PORT ANGELES — Through a new residency program, the North Olympic Healthcare Network, Olympic Medical Center and Swedish Medical Center are teaming up to increase the number of doctors available in the area.
It’s a first-of-its kind program on the North Olympic Peninsula, according to Michael Maxwell, CEO of NOHN. Starting this spring, two residents will spend a year at Swedish in Seattle, followed by two years at NOHN and OMC in Port Angeles.
Every year, two more residents will join the program, meaning by 2019, four residents will be actively training in Port Angeles at any given time, said Maxwell.
“We’re trying to collaborate to work together to make sure people in this town have access to health care,” he said. “One of the things we hated having to do was turning people away.”
The first residents are scheduled to interview for their spots later this month but wouldn’t start at Swedish until the spring.
“We’re actively recruiting a new crop of physicians,” said Maxwell, adding there’s a number of doctors set to retire in the near future. “Studies show about 50 percent of doctors who train in a rural area stay.”
While it’s not the first residency program on the North Olympic Peninsula, it is the first program on this scale. Other programs have residents train in Clallam or Jefferson County for months at a time, he said.
Jefferson Healthcare in Port Townsend partners with the University Washington School of Medicine’s Targeting Rural Underserved Track program to train UW residents, but they aren’t in the community for two years.
There are other similar residency programs throughout the county as well, Maxwell said.
The longer-term residency program shouldn’t only benefit NOHN and OMC, but the entire community, he said, pointing to long waiting lists to see a doctor.
The residents will split their time between NOHN and OMC, getting broad experience in medicine, said Eric Lewis, OMC’s CEO. Between NOHN and OMC, the residents will train in family medicine, obstetrics, inpatient units, specialty clinics, general surgery, orthopedics, urology and other departments, Lewis said.

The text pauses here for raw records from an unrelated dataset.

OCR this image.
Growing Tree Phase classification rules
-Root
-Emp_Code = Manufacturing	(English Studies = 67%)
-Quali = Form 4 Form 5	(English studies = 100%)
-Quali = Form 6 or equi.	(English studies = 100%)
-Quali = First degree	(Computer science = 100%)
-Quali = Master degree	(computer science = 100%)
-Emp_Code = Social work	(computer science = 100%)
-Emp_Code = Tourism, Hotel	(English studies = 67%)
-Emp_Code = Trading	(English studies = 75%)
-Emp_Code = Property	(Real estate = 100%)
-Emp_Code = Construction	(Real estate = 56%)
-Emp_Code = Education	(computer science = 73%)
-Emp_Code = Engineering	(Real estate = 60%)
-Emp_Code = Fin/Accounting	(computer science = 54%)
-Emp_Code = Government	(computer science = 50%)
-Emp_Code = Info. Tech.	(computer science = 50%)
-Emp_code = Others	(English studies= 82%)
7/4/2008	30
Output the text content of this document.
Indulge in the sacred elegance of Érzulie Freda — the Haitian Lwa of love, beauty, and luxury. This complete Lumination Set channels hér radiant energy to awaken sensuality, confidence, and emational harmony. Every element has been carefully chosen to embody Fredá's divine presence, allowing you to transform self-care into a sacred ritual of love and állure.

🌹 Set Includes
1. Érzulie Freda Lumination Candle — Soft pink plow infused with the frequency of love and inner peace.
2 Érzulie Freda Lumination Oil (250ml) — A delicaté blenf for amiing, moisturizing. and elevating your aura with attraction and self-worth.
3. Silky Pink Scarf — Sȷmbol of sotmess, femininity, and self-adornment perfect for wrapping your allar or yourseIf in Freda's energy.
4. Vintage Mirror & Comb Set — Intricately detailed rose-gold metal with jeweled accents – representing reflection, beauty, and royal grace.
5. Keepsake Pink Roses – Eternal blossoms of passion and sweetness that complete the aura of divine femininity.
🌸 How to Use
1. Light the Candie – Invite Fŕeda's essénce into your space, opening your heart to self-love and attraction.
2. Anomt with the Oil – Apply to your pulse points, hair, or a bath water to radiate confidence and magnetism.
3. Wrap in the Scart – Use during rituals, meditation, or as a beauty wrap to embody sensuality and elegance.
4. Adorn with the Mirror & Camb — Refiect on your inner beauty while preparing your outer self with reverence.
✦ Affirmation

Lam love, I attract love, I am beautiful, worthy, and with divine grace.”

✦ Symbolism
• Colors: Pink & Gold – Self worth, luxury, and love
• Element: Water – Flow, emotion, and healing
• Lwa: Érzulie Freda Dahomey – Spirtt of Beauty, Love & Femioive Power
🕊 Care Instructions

“This is a big deal for the medical community,” Lewis said. “It helps us get more family practice primary care providers and creates a teaching environment.”
Adding that the teaching environment moves local medical community “to the next level,” he said, also helping recruit physicians.
The residency program comes at the heels of major growth from NOHN, which has doubled its staff since September 2015 as part of its goal to expand access to underserved people.
In September 2015, Family Medicine of Port Angeles transitioned into the nonprofit NOHN and increased its staff from 35 to more than 60.
“For the long-term health care workforce in this community, we needed to make a major change,” Maxwell said.
That increase allowed NOHN to accept 2,500 new patients within one year, about 25 percent more patients than were accepted previously, said Maxwell.
“These are people who could not get access to care,” he said. “If you talk to anybody, they’ll say the waiting lists were a mile long.”
NOHN is the first community health center in Clallam County, a distinction that allows it to accept federal grants to help fund operations.
A $695,000 grant helped NOHN hire the extra staff. That grant is renewable as long as NOHN continues to meet federal requirements and shows there is still an underserved population in Port Angeles, Maxwell said.